The J. Paul Getty Trust announced today on its website that it had filed its initial report on the Trust’s implementation and compliance with the policy changes mandated by the California Attorney General’s office after its investigation last year.
According the the Trust’s press release:
The report includes the new and revised policies and procedures approved in April 2006 by the Board of Trustees and implemented by management to improve governance and oversight….
The Getty also announced that it has engaged Deloitte Financial Advisory Services LLP to assess the Trust’s implementation of and compliance with its new and revised policies and procedures. Based on procedures developed solely by the firm, Deloitte will review policies and procedures related to business expenses, grants, human resources, conflict of interest compliance and employee complaints and whistle blowing.
The Getty’s agreement with the AG last October called for oversight of its operations by independent monitor, former Attorney General John Van de Kamp. He now has 60 days to review the report and “advise the Attorney General as to whether the Trust has satisfactorily implemented and complied with the [mandated] reforms.”
Two more such reports will be issued under the agreement, the next due July 31 and the last due a year from now.
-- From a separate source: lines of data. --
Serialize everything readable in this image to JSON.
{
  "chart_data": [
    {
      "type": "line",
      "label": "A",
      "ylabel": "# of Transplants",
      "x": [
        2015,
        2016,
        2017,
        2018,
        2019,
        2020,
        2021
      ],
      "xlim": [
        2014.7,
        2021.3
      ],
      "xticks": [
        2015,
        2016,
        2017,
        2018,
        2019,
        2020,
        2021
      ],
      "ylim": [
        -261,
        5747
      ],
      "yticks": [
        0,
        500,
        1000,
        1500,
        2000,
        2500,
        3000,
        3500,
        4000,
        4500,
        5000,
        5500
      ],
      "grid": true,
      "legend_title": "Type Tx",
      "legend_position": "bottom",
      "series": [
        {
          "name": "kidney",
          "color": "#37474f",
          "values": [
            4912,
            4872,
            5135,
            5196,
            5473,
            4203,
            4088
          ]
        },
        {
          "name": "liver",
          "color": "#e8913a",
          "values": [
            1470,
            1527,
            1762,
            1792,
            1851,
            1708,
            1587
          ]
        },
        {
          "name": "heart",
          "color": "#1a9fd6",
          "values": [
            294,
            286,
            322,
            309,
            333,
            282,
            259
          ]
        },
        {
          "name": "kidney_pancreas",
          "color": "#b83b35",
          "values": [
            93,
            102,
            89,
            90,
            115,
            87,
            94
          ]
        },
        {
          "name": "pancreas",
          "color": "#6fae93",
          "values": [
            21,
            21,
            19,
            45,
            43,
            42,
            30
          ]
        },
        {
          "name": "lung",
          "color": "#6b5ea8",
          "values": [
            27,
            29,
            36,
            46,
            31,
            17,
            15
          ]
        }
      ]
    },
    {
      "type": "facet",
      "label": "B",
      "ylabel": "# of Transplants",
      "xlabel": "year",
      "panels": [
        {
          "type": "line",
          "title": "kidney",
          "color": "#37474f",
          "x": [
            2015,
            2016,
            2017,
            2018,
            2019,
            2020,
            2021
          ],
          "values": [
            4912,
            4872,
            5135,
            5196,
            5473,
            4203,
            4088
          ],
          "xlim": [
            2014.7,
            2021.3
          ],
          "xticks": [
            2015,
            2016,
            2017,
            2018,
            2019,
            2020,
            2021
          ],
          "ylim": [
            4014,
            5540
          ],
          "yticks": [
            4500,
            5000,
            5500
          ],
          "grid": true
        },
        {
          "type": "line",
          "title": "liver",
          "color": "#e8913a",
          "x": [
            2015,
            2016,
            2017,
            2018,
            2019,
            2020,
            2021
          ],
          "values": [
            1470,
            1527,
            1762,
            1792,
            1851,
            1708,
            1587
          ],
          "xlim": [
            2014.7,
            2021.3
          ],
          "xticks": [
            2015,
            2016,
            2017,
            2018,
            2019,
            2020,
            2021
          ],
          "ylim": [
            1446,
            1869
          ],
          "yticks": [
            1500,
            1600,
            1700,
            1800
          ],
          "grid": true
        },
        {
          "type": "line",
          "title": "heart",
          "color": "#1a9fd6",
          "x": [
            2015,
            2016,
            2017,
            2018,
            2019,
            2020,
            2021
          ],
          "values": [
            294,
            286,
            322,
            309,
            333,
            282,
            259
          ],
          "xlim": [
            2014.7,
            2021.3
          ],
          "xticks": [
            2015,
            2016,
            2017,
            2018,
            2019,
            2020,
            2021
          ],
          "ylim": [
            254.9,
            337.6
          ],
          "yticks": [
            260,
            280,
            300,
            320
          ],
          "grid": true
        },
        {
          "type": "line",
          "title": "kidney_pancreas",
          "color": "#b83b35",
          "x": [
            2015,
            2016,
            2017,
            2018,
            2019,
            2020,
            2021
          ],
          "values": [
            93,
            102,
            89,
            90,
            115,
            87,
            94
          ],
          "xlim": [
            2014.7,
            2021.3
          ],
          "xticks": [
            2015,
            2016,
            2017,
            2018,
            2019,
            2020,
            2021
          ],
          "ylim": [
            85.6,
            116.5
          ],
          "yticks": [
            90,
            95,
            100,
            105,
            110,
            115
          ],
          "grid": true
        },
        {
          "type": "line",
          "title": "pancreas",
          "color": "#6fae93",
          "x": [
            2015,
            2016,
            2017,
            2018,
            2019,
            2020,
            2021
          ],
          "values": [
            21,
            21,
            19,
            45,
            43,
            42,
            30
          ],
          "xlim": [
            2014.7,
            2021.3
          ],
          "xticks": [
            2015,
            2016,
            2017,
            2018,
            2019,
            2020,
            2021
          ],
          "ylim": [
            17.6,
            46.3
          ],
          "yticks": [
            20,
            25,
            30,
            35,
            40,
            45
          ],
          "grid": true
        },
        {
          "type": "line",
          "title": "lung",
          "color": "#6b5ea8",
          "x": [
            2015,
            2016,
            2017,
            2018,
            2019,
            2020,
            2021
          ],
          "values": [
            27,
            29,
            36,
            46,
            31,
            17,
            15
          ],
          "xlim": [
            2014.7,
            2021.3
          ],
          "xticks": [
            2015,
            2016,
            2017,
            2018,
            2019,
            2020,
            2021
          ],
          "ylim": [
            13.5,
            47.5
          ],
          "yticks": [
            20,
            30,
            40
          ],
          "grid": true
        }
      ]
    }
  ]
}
The Getty has refused to make public any of the crucial underlying documents related to the AG’s investigation, including reports that its board’s special committee received from counsel; its responses to the AG’s requests for information and documents; and the detailed letter that the Getty received from the AG at the conclusion of the investigation.
To these nondisclosures we now can add the the “confidential” report that the Getty has just send to the AG. As I have repeatedly stated, all of these government-agency filings should be considered public documents and made publicly available.
Let us also note for the record that the J. Paul Getty Museum’s director, Michael Brand—not to be outdone by Italian Culture Minister Francesco Rutelli—yesterday scored his own Op-Ed piece on the Getty-Italy antiquities contretemps in the Wall Street Journal.
For those who are keeping score, Brand got 662 words in the WSJ, compared to Rutelli’s 651. If you subscribe to the online WSJ, you can a access Brand’s article here.
If not, you can revisit his rebuttal of Rutelli in CultureGrrl, which covers much of the same ground.